Auf zum gemeinsamen Europa
Ergebnisse der Arbeitsgruppen sollen auch Aufträge für die kommende Arbeit sein
Die Präsentation der Ergebnisse moderierte Peter Buddendick (l.). Krystof Jurka, der seit drei Wochen in Appelhülsen zu Hause ist, übersetzte. Foto: Marita Strothe
Nottuln - „Ich gehe davon aus, Ihr hattet einen spannenden Vormittag“, begrüßte Moderator Peter Buddendick die Gäste in der Alten Amtmannei. Im Rahmen der NRW-Europawoche 2014 hatten diese in vier Arbeitskreisen zum Thema „Gemeinsames Europa – Schritte auf dem Weg zum Ziel“ getagt. An diesen hatten Nottulner sowie die rund 50-köpfige Delegation aus Nottulns polnischer Partnerstadt Chodziez teilgenommen.

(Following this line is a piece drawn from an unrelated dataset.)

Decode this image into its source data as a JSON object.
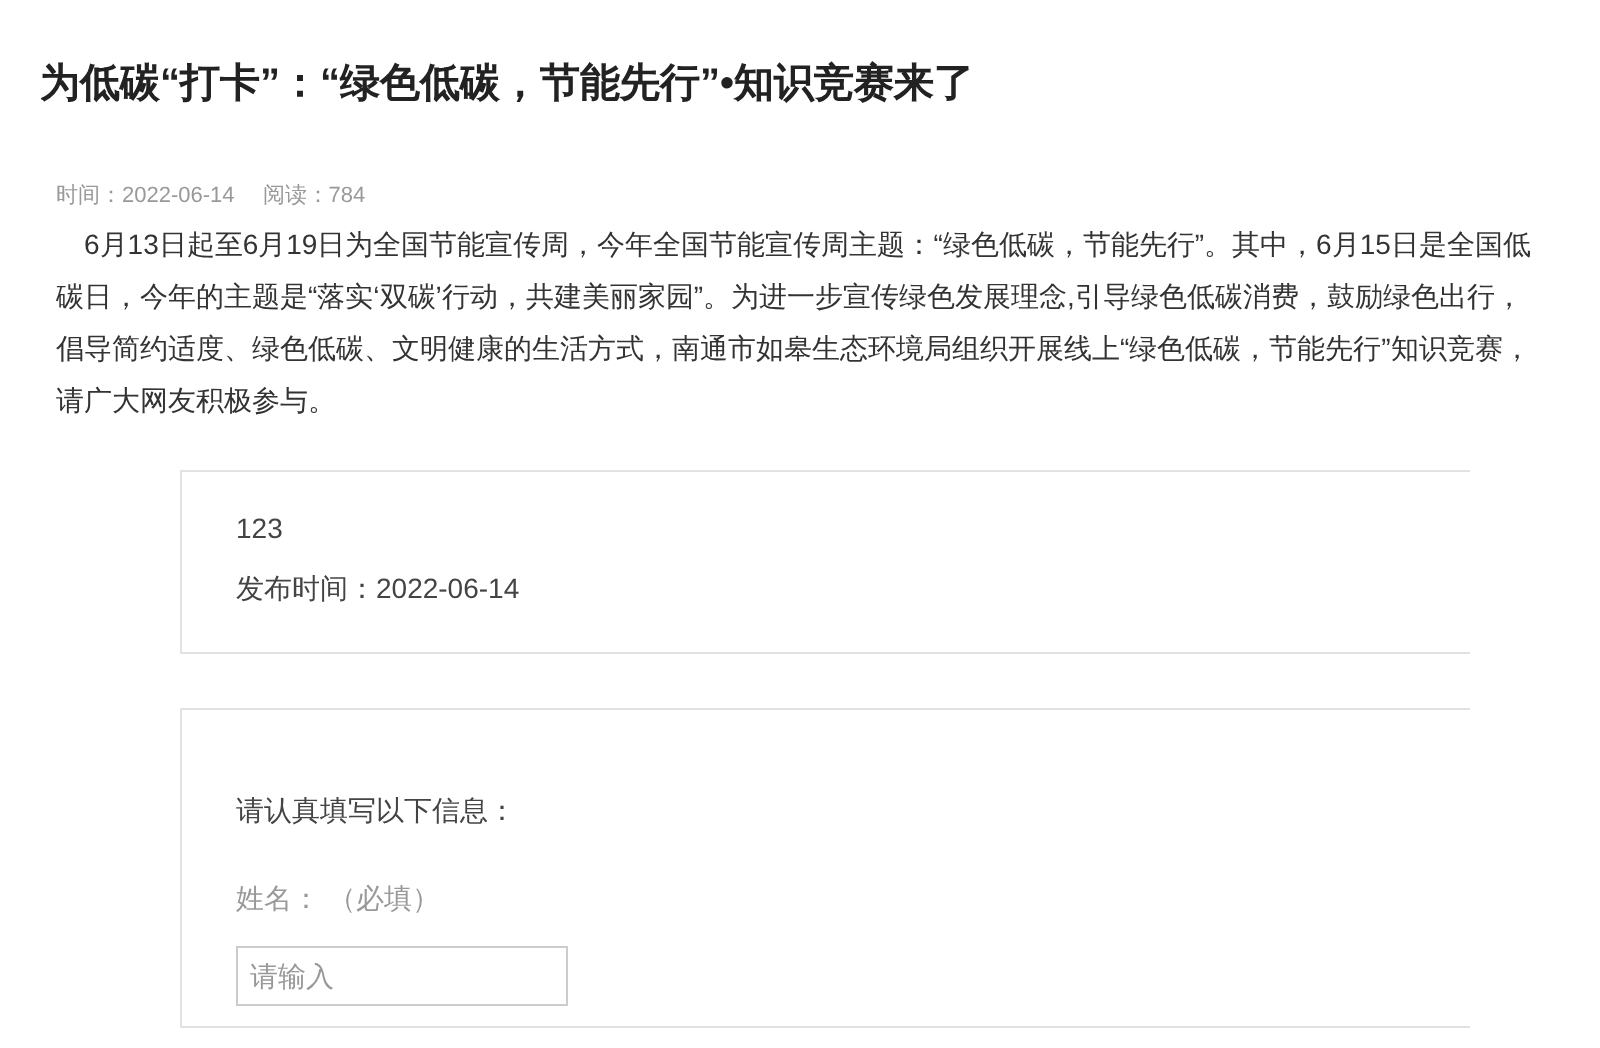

Zum ersten Thema berichtete Peter Steil. Eine Gruppe polnischer junger Menschen hatte sich mit den Ergebnissen der „Bürgerbefragung 2012 – Jugend in Europa“, die vor zwei Jahren von Nottulner Gymnasiasten zusammengetragen worden waren, beschäftigt und diese mit eigenen Erfahrungen verglichen. Ein „Traumergebnis“, so Steil, sei dabei auf die Frage, ob sie sich an einer Europawahl beteiligen würden, herausgekommen. „80 Prozent sprachen sich dafür aus“, stellte Steil eine positive Einstellung zur EU fest.
Die Ukraine als Thema eines unfertigen gemeinsamen Europas hatte Jürgen Hilgers-Silberberg als Moderator begleitet. Mit dem Einstiegsreferat von Ralf Wachsmuth. Wissenschaftlicher Mitarbeiter der Konrad-Adenauer-Stiftung in Dortmund, sei für ihn ein ganz neues Bild von diesem Land entstanden. Hilgers-Silberberg erinnerte daran, dass die Ukraine als Staat erst seit 1991 existiert. In dem „Transformationsland“ gebe es keine eindeutige Nationalität, um sich als gemeinsames Land zu fühlen. Ebenso schwer sei es, eine gemeinsame Volkswirtschaft aufzubauen. „Der Konflikt, über den wir jeden Tag lesen, ist weit von einer Lösung entfernt“, so Hilgers-Silberberg.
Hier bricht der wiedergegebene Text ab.